Teach a way of thinking or find another successful startup?

Is the purpose of events like Lean Startup Machine to teach a way of thinking? Or is it to find another successful startup?  I believe it really should be the former.

Structuring as a competition does not reflect that purpose.

Instead of a competition, the event would focus on teaching concepts, basic assumptions, principles, and tactics like Magic Tests, Concierge MVPs, selling approaches, etc.

Teams would be encouraged to identify problems that could be explored within the context of the event (i.e., on a weekend) AND/OR the event would be scheduled to allow different types of problems to be relevant.

Teams would be smaller so that participants would actually have to attempt all the skills themselves rather than rely on another team member.  Perhaps they would be 1-person teams to ensure that everyone has a direct understanding of what skills you actually need in the real situation, and therefore who you'd want on your team.  People would be exposed explicitly to what their strengths and weaknesses are.

Validation Board or Business Model Canvas?

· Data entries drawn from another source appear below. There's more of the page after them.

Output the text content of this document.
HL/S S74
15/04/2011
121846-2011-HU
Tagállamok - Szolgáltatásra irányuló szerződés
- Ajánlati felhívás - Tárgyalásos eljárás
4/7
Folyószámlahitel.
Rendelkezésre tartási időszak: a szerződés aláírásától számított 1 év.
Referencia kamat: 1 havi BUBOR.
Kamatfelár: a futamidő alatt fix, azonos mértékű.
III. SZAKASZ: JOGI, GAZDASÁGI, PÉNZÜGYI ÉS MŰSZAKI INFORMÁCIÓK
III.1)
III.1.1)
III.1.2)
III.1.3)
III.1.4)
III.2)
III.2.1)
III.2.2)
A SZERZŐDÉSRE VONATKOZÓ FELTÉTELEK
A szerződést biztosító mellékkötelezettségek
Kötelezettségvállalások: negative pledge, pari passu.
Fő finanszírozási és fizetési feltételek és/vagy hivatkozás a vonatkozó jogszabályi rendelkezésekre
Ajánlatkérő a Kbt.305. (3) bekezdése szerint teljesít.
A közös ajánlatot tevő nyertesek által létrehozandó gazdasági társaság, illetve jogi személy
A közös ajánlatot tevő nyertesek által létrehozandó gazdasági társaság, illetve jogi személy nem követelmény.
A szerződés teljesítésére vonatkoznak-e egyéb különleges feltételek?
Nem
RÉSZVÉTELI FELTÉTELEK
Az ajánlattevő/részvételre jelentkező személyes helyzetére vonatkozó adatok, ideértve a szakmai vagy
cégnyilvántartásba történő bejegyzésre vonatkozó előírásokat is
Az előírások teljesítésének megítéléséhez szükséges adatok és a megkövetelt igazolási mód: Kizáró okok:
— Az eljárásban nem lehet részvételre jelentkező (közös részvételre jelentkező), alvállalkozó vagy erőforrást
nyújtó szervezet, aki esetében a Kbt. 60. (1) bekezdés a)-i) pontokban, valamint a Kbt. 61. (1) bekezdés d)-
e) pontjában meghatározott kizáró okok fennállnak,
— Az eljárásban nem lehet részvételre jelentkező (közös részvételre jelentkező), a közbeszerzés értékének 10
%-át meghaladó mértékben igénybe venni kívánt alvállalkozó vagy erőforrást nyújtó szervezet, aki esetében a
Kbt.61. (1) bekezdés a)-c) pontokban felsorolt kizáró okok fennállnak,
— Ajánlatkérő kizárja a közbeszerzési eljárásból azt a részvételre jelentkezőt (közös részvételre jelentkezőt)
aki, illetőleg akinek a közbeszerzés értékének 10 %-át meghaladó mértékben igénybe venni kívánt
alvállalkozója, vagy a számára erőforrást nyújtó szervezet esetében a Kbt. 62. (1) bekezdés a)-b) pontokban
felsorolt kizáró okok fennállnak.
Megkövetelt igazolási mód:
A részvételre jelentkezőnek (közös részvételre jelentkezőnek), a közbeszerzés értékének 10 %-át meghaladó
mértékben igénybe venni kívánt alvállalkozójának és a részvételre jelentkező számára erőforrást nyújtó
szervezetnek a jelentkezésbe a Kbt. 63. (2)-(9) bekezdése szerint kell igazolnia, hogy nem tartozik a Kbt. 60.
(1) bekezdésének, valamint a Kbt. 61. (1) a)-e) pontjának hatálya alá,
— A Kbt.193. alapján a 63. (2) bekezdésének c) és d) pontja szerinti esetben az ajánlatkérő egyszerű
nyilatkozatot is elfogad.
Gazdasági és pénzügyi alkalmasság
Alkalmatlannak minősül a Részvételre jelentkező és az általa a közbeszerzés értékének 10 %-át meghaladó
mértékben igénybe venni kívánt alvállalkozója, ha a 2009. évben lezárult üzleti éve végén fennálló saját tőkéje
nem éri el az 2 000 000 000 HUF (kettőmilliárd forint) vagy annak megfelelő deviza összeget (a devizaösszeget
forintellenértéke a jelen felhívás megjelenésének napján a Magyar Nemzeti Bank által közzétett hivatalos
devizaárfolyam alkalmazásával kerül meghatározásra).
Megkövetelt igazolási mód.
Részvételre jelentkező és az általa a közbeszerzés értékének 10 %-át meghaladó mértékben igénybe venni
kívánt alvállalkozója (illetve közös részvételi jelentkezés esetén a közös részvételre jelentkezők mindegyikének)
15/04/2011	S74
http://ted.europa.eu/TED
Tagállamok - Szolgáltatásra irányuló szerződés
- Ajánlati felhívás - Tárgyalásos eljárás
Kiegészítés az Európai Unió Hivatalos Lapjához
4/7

Lean Startup Machine uses a Validation Board to structure our hypotheses and tests.  The focus is on testing problem-solution fit.  I like the focus of the board, but I miss the bigger picture aspects of the overall business model that you can see with the Business Model Canvas or even the Lean Canvas.  I think I'd rather use either of those to capture the overall business hypothesis and switch to a Validation Board like structure after the riskiest assumption was identified.